Control of ornithine decarboxylase activity in α-difluoromethylornithine-resistant L1210 cells by polyamines and synthetic analogues

The regulation of ornithine decarboxylase (ODC) activity by the polyamine derivatives N¹,N⁸-bis(ethyl)spermidine and N¹,N¹²-bis(ethyl)spermine was studied using a line of L1210 cells resistant to α-difluoromethylornithine (D-R cells), which contain very high levels of ODC, and a synthetic mRNA prepared from a plasmid containing an insert corresponding to ODC mRNA adjacent to an SP6 RNA polymerase promoter.

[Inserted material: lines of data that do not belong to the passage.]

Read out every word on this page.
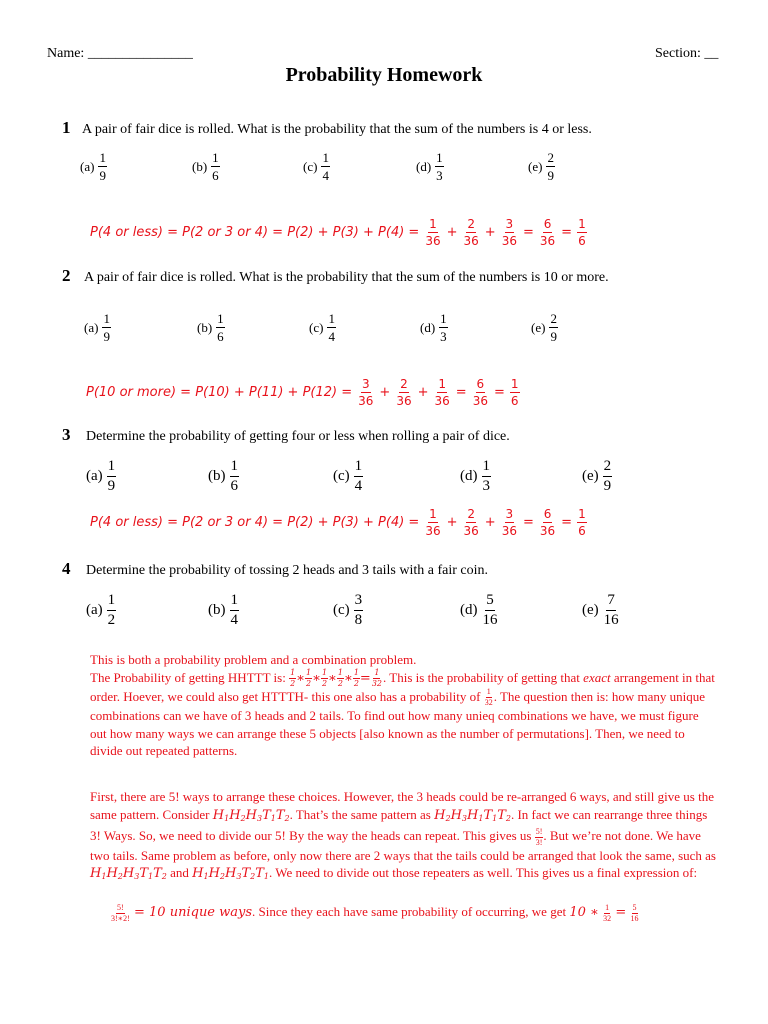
Name: _______________	Section: __
Probability Homework
1 A pair of fair dice is rolled. What is the probability that the sum of the numbers is 4 or less.
$(a) \frac{1}{9}$	$(b) \frac{1}{6}$	$(c) \frac{1}{4}$	$(d) \frac{1}{3}$	$(e) \frac{2}{9}$
P(4 or less) = P(2 or 3 or $4) = P(2) + P(3) + P(4) = \frac{1}{36} + \frac{2}{36} + \frac{3}{36} = \frac{6}{36} = \frac{1}{6}$
2 A pair of fair dice is rolled. What is the probability that the sum of the numbers is 10 or more.
$(a) \frac{1}{9}$	$(b) \frac{1}{6}$	$(c) \frac{1}{4}$	$(d) \frac{1}{3}$	$(e) \frac{2}{9}$
P(10 or more) = $P(10) + P(11) + P(12) = \frac{3}{36} + \frac{2}{36} + \frac{1}{36} = \frac{6}{36} = \frac{1}{6}$
3 Determine the probability of getting four or less when rolling a pair of dice.
$(a) \frac{1}{9}$	$(b) \frac{1}{6}$	$(c) \frac{1}{4}$	$(d) \frac{1}{3}$	$(e) \frac{2}{9}$
P(4 or less) = P(2 or 3 or $4) = P(2) + P(3) + P(4) = \frac{1}{36} + \frac{2}{36} + \frac{3}{36} = \frac{6}{36} = \frac{1}{6}$
4 Determine the probability of tossing 2 heads and 3 tails with a fair coin.
$(a) \frac{1}{2}$	$(b) \frac{1}{4}$	$(c) \frac{3}{8}$	$(d) \frac{5}{16}$	$(e) \frac{7}{16}$
This is both a probability problem and a combination problem.
The Probability of getting HHTTT is: $\frac{1}{2}$ ∗ $\frac{1}{2}$ ∗ $\frac{1}{2}$ ∗ $\frac{1}{2}$ ∗ $\frac{1}{2} = \frac{1}{32}$ . This is the probability of getting that exact arrangement in that order. Hoever, we could also get HTTTH- this one also has a probability of $\frac{1}{32}$ . The question then is: how many unique combinations can we have of 3 heads and 2 tails. To find out how many unieq combinations we have, we must figure out how many ways we can arrange these 5 objects [also known as the number of permutations]. Then, we need to divide out repeated patterns.
First, there are 5! ways to arrange these choices. However, the 3 heads could be re-arranged 6 ways, and still give us the same pattern. Consider $H_1H_2H_3T_1T_2$. That’s the same pattern as $H_2H_3H_1T_1T_2$. In fact we can rearrange three things 3! Ways. So, we need to divide our 5! By the way the heads can repeat. This gives us $\frac{5!}{3!}$ . But we’re not done. We have two tails. Same problem as before, only now there are 2 ways that the tails could be arranged that look the same, such as $H_1H_2H_3T_1T_2$ and $H_1H_2H_3T_2T_1$. We need to divide out those repeaters as well. This gives us a final expression of:
$\frac{5!}{3!∗2!} = 10$ unique ways. Since they each have same probability of occurring, we get 10 ∗ $\frac{1}{32} = \frac{5}{16}$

Studies in which ODC protein was labeled in the D-R cells by exposure to [³⁵S]methionine indicated that the polyamine derivatives and their physiological counterparts led to an increased rate of degradation of ODC and to a rapid reduction in ODC synthesis without affecting the content of ODC mRNA. Direct evidence that the polyamine derivatives act by inhibiting the translation of the ODC mRNA was obtained by studying their effects on the translation of ODC mRNA in reticulocyte lysates. This translation was strongly inhibited by the addition of N¹,N⁸-bis(ethyl)spermidine, spermidine, N¹,N¹²-bis(ethyl)spermine, or spermine but was not affected much by putrescine. The inhibition of the translation of ODC mRNA by either of the bis(ethyl)polyamine derivatives occurred at concentrations which stimulated total protein synthesis showing the selectivity of the reduction in ODC. The effects of polyamine derivatives and polyamines on translation of the plasmid-derived ODC mRNA were identical with those found with the D-R L1210 cell mRNA. This synthetic ODC mRNA lacks 261 bases of the 5'-leader sequences and 200 bases plus the poly(A) section from the 3'-nontranslated sequence. Therefore, these regions appear not to influence sensitivity of the ODC mRNA to inhibition of translation by polyamine derivatives.